Plaid Cymru backs calls for Israel boycott
- Published
Plaid Cymru members have called for a sporting and economic boycott of Israel over the war in Gaza in a vote at their party conference on Saturday.
The party's Westminster MPs backed a motion which described Israel an "apartheid state" and accused it of "ethnic cleansing and war crimes".
It came after the Palestinians' top envoy to the UK, Husam Zomlot, called for Wales to pressure the UK government at conference on Saturday afternoon.
He told the conference Israel must be "compelled" to comply with international law.
He accused the country of "waging war on the global rules based order", and was applauded when he called for an arms embargo of the country, and for the immediate recognition of the state of Palestine.
Saying Israel was committing a "genocide", Mr Zomlot added: "It is heart-breaking that death in Gaza has become the best of options, the easiest of options."
About 1,200 people - mostly Israeli civilians - were killed in the Hamas 7 October attacks just over one year ago.
Since then, some 42,000 people have been killed as part of Israel's retaliatory offensive in Gaza, according to the Hamas-run health ministry.
The motion proposed by the party's members in Ceredigion and backed by Plaid's MPs condemned "in the strongest possible terms" the "murders of tens of thousands of Palestinians, including over 10,000 children, by the state of Israel".
It criticised the "violence perpetrated by Hamas against innocent people in Israel" but says the "increasingly oppressive apartheid regime maintained by the Israeli government makes a two-state solution less likely to bring about a just peace".

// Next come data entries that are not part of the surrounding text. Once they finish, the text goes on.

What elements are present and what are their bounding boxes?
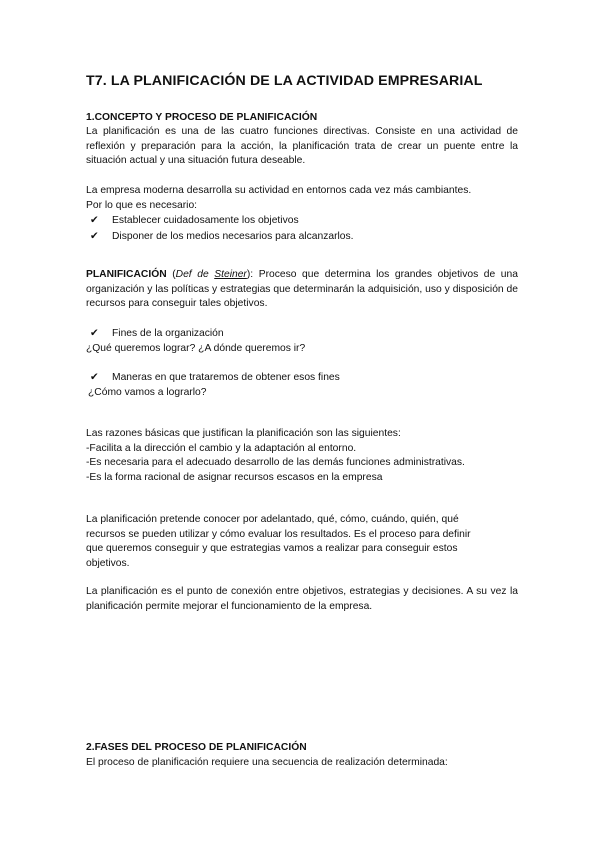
page-title: T7. LA PLANIFICACIÓN DE LA ACTIVIDAD EMPRESARIAL (86, 73, 483, 89)
section1-intro-paragraph: La planificación es una de las cuatro funciones directivas. Consiste en una actividad de reflexión y preparación para la acción, la planificación trata de crear un puente entre la situación actual y una situación futura deseable. (86, 126, 518, 167)
connection-paragraph: La planificación es el punto de conexión entre objetivos, estrategias y decisiones. A su vez la planificación permite mejorar el funcionamiento de la empresa. (86, 586, 518, 612)
reason-item: -Facilita a la dirección el cambio y la adaptación al entorno. (86, 442, 357, 454)
needs-list-item: ✔ Establecer cuidadosamente los objetivos (90, 214, 299, 227)
reason-item: -Es la forma racional de asignar recursos escasos en la empresa (86, 471, 383, 483)
definition-paragraph: PLANIFICACIÓN (Def de Steiner): Proceso que determina los grandes objetivos de una organización y las políticas y estrategias que determinarán la adquisición, uso y disposición de recursos para conseguir tales objetivos. (86, 269, 518, 310)
reason-item: -Es necesaria para el adecuado desarrollo de las demás funciones administrativas. (86, 457, 465, 469)
necessity-line: Por lo que es necesario: (86, 199, 198, 211)
goals-list-item: ✔ Fines de la organización (90, 327, 224, 339)
definition-text: Proceso que determina los grandes objetivos de una organización y las políticas y estrategias que determinarán la adquisición, uso y disposición de recursos para conseguir tales objetivos. (86, 269, 518, 310)
section1-heading: 1.CONCEPTO Y PROCESO DE PLANIFICACIÓN (86, 112, 318, 123)
environment-line: La empresa moderna desarrolla su actividad en entornos cada vez más cambiantes. (86, 185, 472, 196)
environment-paragraph (86, 184, 518, 244)
reasons-block (86, 427, 518, 485)
checkmark-icon: ✔ (90, 214, 99, 227)
section2-heading: 2.FASES DEL PROCESO DE PLANIFICACIÓN (86, 742, 307, 753)
means-question: ¿Cómo vamos a lograrlo? (88, 386, 207, 398)
definition-label: Def de (175, 269, 215, 280)
goals-block (86, 326, 518, 356)
checkmark-icon: ✔ (90, 327, 99, 339)
checkmark-icon: ✔ (90, 229, 99, 242)
definition-term: PLANIFICACIÓN (86, 269, 167, 280)
checkmark-icon: ✔ (90, 371, 99, 383)
goals-question: ¿Qué queremos lograr? ¿A dónde queremos ir? (86, 342, 306, 354)
means-list-item: ✔ Maneras en que trataremos de obtener esos fines (90, 371, 340, 383)
reasons-intro: Las razones básicas que justifican la planificación son las siguientes: (86, 428, 401, 439)
pretends-paragraph: La planificación pretende conocer por adelantado, qué, cómo, cuándo, quién, qué recursos se pueden utilizar y cómo evaluar los resultados. Es el proceso para definir que queremos conseguir y que estrategias vamos a realizar para conseguir estos objetivos. (86, 514, 471, 569)
means-block (86, 370, 518, 400)
needs-list-item: ✔ Disponer de los medios necesarios para alcanzarlos. (90, 229, 354, 242)
section2-intro: El proceso de planificación requiere una secuencia de realización determinada: (86, 757, 448, 768)
definition-author: Steiner (214, 269, 247, 280)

The motion said the UK government should "expel the Israeli ambassador", ban arms sales to Israel, and that all Plaid members should support an "economic and cultural boycott".

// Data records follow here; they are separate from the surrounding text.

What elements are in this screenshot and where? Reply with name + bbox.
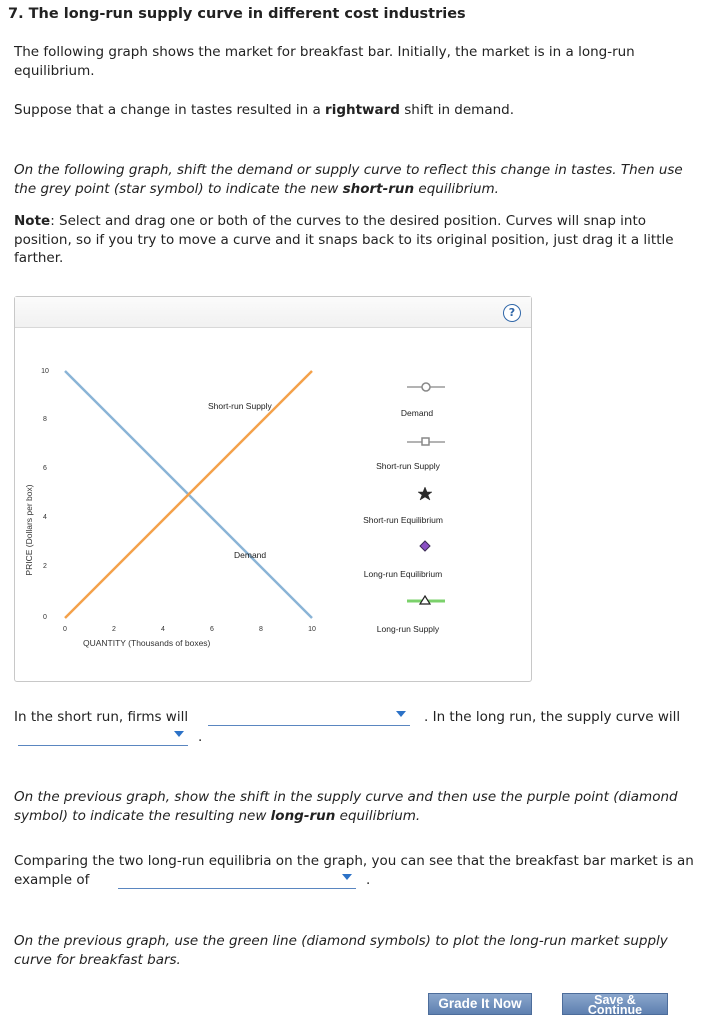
graph-toolbar — [15, 297, 531, 328]
q1-prefix: In the short run, firms will — [14, 709, 189, 725]
question-title: 7. The long-run supply curve in different cost industries — [8, 6, 466, 22]
circle-handle-icon[interactable] — [422, 383, 430, 391]
y-tick: 8 — [43, 416, 47, 423]
square-handle-icon[interactable] — [422, 438, 429, 445]
q2-post: equilibrium. — [335, 807, 421, 824]
legend-demand[interactable] — [401, 383, 445, 418]
y-tick: 10 — [41, 368, 49, 375]
demand-curve-label: Demand — [234, 550, 267, 560]
q4-paragraph: On the previous graph, use the green line (diamond symbols) to plot the long-run market supply curve for breakfast bars. — [14, 933, 668, 968]
suppose-pre: Suppose that a change in tastes resulted in a — [14, 102, 326, 118]
y-tick: 6 — [43, 465, 47, 472]
legend-demand-label: Demand — [400, 408, 434, 418]
suppose-post: shift in demand. — [399, 102, 515, 118]
q3-paragraph: Comparing the two long-run equilibria on the graph, you can see that the breakfast bar market is an example of — [14, 853, 694, 888]
q1-end: . — [198, 729, 203, 745]
help-icon[interactable]: ? — [503, 304, 521, 322]
x-tick: 4 — [161, 626, 165, 633]
star-icon[interactable] — [418, 487, 432, 500]
legend-short-run-supply-label: Short-run Supply — [376, 461, 440, 471]
grade-it-now-button[interactable]: Grade It Now — [428, 993, 532, 1015]
legend-long-run-equilibrium[interactable] — [364, 541, 442, 579]
x-axis-label: QUANTITY (Thousands of boxes) — [83, 638, 211, 648]
x-tick: 0 — [63, 626, 67, 633]
x-tick: 6 — [210, 626, 214, 633]
supply-curve-label: Short-run Supply — [208, 401, 272, 411]
x-tick-labels — [63, 626, 316, 633]
q2-pre: On the previous graph, show the shift in the supply curve and then use the purple point (diamond symbol) to indicate the resulting new — [14, 789, 678, 824]
graph-canvas — [15, 328, 531, 680]
legend-long-run-supply[interactable] — [377, 596, 445, 634]
y-tick: 2 — [43, 563, 47, 570]
q3-end: . — [366, 872, 371, 888]
q2-bold: long-run — [270, 807, 336, 824]
save-continue-button[interactable] — [562, 993, 668, 1015]
x-tick: 8 — [259, 626, 263, 633]
note-text: : Select and drag one or both of the curves to the desired position. Curves will snap into position, so if you try to move a curve and it snaps back to its original position, just drag it a little farther. — [14, 213, 674, 266]
instruction-post: equilibrium. — [414, 180, 499, 197]
y-axis-label: PRICE (Dollars per box) — [24, 484, 34, 576]
long-run-supply-dropdown[interactable] — [18, 725, 188, 746]
legend-short-run-equilibrium-label: Short-run Equilibrium — [363, 515, 443, 525]
diamond-icon[interactable] — [420, 541, 430, 551]
legend-short-run-equilibrium[interactable] — [363, 487, 443, 525]
instruction-paragraph — [14, 161, 704, 198]
chevron-down-icon[interactable] — [396, 711, 406, 717]
q2-paragraph — [14, 788, 704, 825]
legend-long-run-equilibrium-label: Long-run Equilibrium — [363, 569, 443, 579]
graph-panel — [14, 296, 532, 682]
industry-type-dropdown[interactable] — [118, 868, 356, 889]
continue-label: Continue — [587, 1003, 643, 1017]
x-tick: 2 — [112, 626, 116, 633]
x-tick: 10 — [308, 626, 316, 633]
y-tick: 4 — [43, 514, 47, 521]
suppose-paragraph — [14, 101, 704, 120]
legend-long-run-supply-label: Long-run Supply — [376, 624, 440, 634]
instruction-pre: On the following graph, shift the demand or supply curve to reflect this change in tastes. Then use the grey point (star symbol) to indicate the new — [14, 162, 683, 197]
q1-mid: . In the long run, the supply curve will — [424, 709, 681, 725]
y-tick-labels — [41, 368, 49, 621]
suppose-bold: rightward — [325, 102, 400, 118]
note-label: Note — [14, 213, 51, 229]
note-paragraph — [14, 212, 704, 268]
chevron-down-icon[interactable] — [342, 874, 352, 880]
y-tick: 0 — [43, 614, 47, 621]
legend-short-run-supply[interactable] — [376, 438, 445, 471]
save-label: Save & — [594, 993, 636, 1007]
short-run-firms-dropdown[interactable] — [208, 705, 410, 726]
instruction-bold: short-run — [342, 180, 415, 197]
chevron-down-icon[interactable] — [174, 731, 184, 737]
intro-paragraph: The following graph shows the market for breakfast bar. Initially, the market is in a long-run equilibrium. — [14, 44, 635, 79]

That would include Welsh national sports teams boycotting the country.
It also said councils should divest from companies that "support the apartheid Israeli state".
- Published9 October
- Published7 October
Ben Lake, MP for Ceredigion Preseli who proposed the motion at conference, said: “We should offer no assistance to states that are in contravention of UN Security Council resolutions and ICJ rulings.

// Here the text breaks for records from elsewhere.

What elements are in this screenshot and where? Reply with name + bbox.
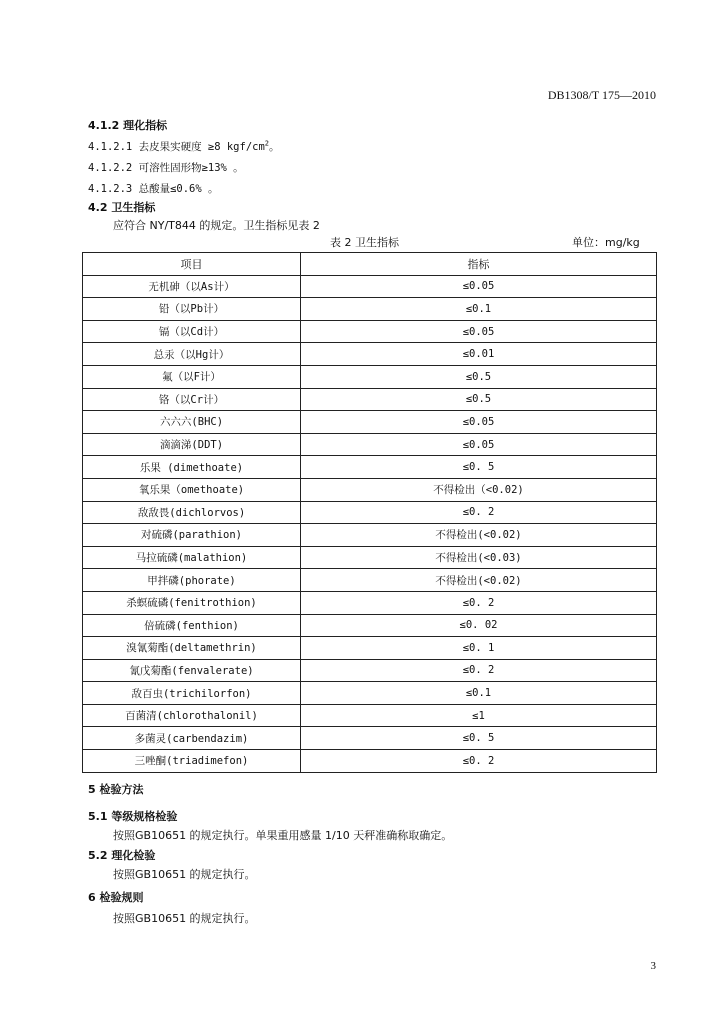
item-cell: 乐果 (dimethoate) (83, 456, 301, 479)
item-cell: 对硫磷(parathion) (83, 524, 301, 547)
item-cell: 滴滴涕(DDT) (83, 433, 301, 456)
table-unit: 单位：mg/kg (572, 236, 640, 249)
limit-cell: ≤0.05 (301, 320, 657, 343)
table-row (83, 388, 657, 411)
table-caption: 表 2 卫生指标 (330, 236, 399, 249)
limit-cell: ≤0. 2 (301, 501, 657, 524)
table-row (83, 365, 657, 388)
table-row (83, 478, 657, 501)
limit-cell: ≤0.05 (301, 411, 657, 434)
clause-4-1-2-1-end: 。 (269, 141, 280, 153)
limit-cell: ≤0. 5 (301, 456, 657, 479)
superscript-2: 2 (264, 139, 270, 148)
page-number: 3 (650, 960, 656, 972)
limit-cell: ≤0.01 (301, 343, 657, 366)
paragraph-5-1: 按照GB10651 的规定执行。单果重用感量 1/10 天秤准确称取确定。 (113, 829, 453, 842)
table-row (83, 659, 657, 682)
table-row (83, 343, 657, 366)
item-cell: 六六六(BHC) (83, 411, 301, 434)
limit-cell: ≤0. 2 (301, 750, 657, 773)
paragraph-6: 按照GB10651 的规定执行。 (113, 912, 256, 925)
table-row (83, 275, 657, 298)
heading-6: 6 检验规则 (88, 891, 144, 904)
limit-cell: 不得检出（<0.02) (301, 478, 657, 501)
table-row (83, 433, 657, 456)
limit-cell: ≤0.05 (301, 433, 657, 456)
clause-4-1-2-3: 4.1.2.3 总酸量≤0.6% 。 (88, 183, 219, 195)
item-cell: 氰戊菊酯(fenvalerate) (83, 659, 301, 682)
limit-cell: 不得检出(<0.02) (301, 524, 657, 547)
item-cell: 铬（以Cr计） (83, 388, 301, 411)
limit-cell: ≤1 (301, 704, 657, 727)
table-row (83, 524, 657, 547)
heading-4-1-2: 4.1.2 理化指标 (88, 119, 168, 132)
column-header-item: 项目 (83, 253, 301, 276)
item-cell: 杀螟硫磷(fenitrothion) (83, 591, 301, 614)
table-row (83, 750, 657, 773)
table-row (83, 614, 657, 637)
limit-cell: 不得检出(<0.02) (301, 569, 657, 592)
clause-4-1-2-2: 4.1.2.2 可溶性固形物≥13% 。 (88, 162, 244, 174)
table-row (83, 320, 657, 343)
limit-cell: ≤0. 2 (301, 659, 657, 682)
hygiene-index-table (82, 252, 657, 773)
item-cell: 敌百虫(trichilorfon) (83, 682, 301, 705)
limit-cell: ≤0.1 (301, 682, 657, 705)
item-cell: 百菌清(chlorothalonil) (83, 704, 301, 727)
item-cell: 铅（以Pb计） (83, 298, 301, 321)
table-row (83, 298, 657, 321)
table-row (83, 456, 657, 479)
limit-cell: ≤0. 02 (301, 614, 657, 637)
table-row (83, 591, 657, 614)
item-cell: 甲拌磷(phorate) (83, 569, 301, 592)
item-cell: 多菌灵(carbendazim) (83, 727, 301, 750)
item-cell: 镉（以Cd计） (83, 320, 301, 343)
table-row (83, 637, 657, 660)
limit-cell: ≤0.1 (301, 298, 657, 321)
table-row (83, 569, 657, 592)
item-cell: 无机砷（以As计） (83, 275, 301, 298)
table-row (83, 682, 657, 705)
table-row (83, 704, 657, 727)
heading-5-2: 5.2 理化检验 (88, 849, 156, 862)
limit-cell: ≤0.05 (301, 275, 657, 298)
table-row (83, 727, 657, 750)
item-cell: 敌敌畏(dichlorvos) (83, 501, 301, 524)
item-cell: 总汞（以Hg计） (83, 343, 301, 366)
column-header-index: 指标 (301, 253, 657, 276)
paragraph-5-2: 按照GB10651 的规定执行。 (113, 868, 256, 881)
table-row (83, 546, 657, 569)
item-cell: 三唑酮(triadimefon) (83, 750, 301, 773)
limit-cell: ≤0.5 (301, 365, 657, 388)
paragraph-4-2: 应符合 NY/T844 的规定。卫生指标见表 2 (113, 219, 320, 232)
clause-4-1-2-1-text: 4.1.2.1 去皮果实硬度 ≥8 kgf/cm (88, 141, 265, 153)
item-cell: 马拉硫磷(malathion) (83, 546, 301, 569)
table-header-row (83, 253, 657, 276)
item-cell: 倍硫磷(fenthion) (83, 614, 301, 637)
limit-cell: ≤0. 2 (301, 591, 657, 614)
heading-5-1: 5.1 等级规格检验 (88, 810, 178, 823)
limit-cell: ≤0. 5 (301, 727, 657, 750)
document-code: DB1308/T 175—2010 (547, 88, 656, 102)
table-row (83, 501, 657, 524)
heading-4-2: 4.2 卫生指标 (88, 201, 156, 214)
item-cell: 溴氰菊酯(deltamethrin) (83, 637, 301, 660)
clause-4-1-2-1 (88, 139, 280, 154)
item-cell: 氟（以F计） (83, 365, 301, 388)
limit-cell: ≤0. 1 (301, 637, 657, 660)
limit-cell: 不得检出(<0.03) (301, 546, 657, 569)
item-cell: 氧乐果（omethoate) (83, 478, 301, 501)
table-row (83, 411, 657, 434)
limit-cell: ≤0.5 (301, 388, 657, 411)
heading-5: 5 检验方法 (88, 783, 144, 796)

"We urgently need a political settlement to this war – that should include official recognition of Palestinian statehood.”
The Plaid motion cited Amnesty International, which in 2022 said Israel's laws, policies and practices against Palestinians in Israel and the occupied territories amounted to apartheid.
It said it maintained "an institutionalised regime of oppression and domination of the Palestinian population for the benefit of Jewish Israelis".
At the time, Israel's foreign ministry had accused Amnesty of recycling "lies, inconsistencies, and unfounded assertions that originate from well-known anti-Israeli hate organisations".
Palestinians have accused Israel of genocide in Gaza, which the country has denied.
The UN human rights special rapporteur Francesa Albanese has said she believes Israel has committed "acts of genocide", while the International Court of Justice ruled in January that the country should "take all measures to prevent genocidal acts".
In an interview with the BBC, party leader Rhun ap Iorwerth hinted at a difference of opinion on the matter, declining to confirm whether he personally endorsed the motion.
Ap Iorwerth said Israel had acted contrary to international law. "Individuals will take different positions on matters like boycotts," he said.
"Those attacks a year ago were appalling, and we condemn them. We need to see the release of surviving hostages, but we also need to call out the state of Israel."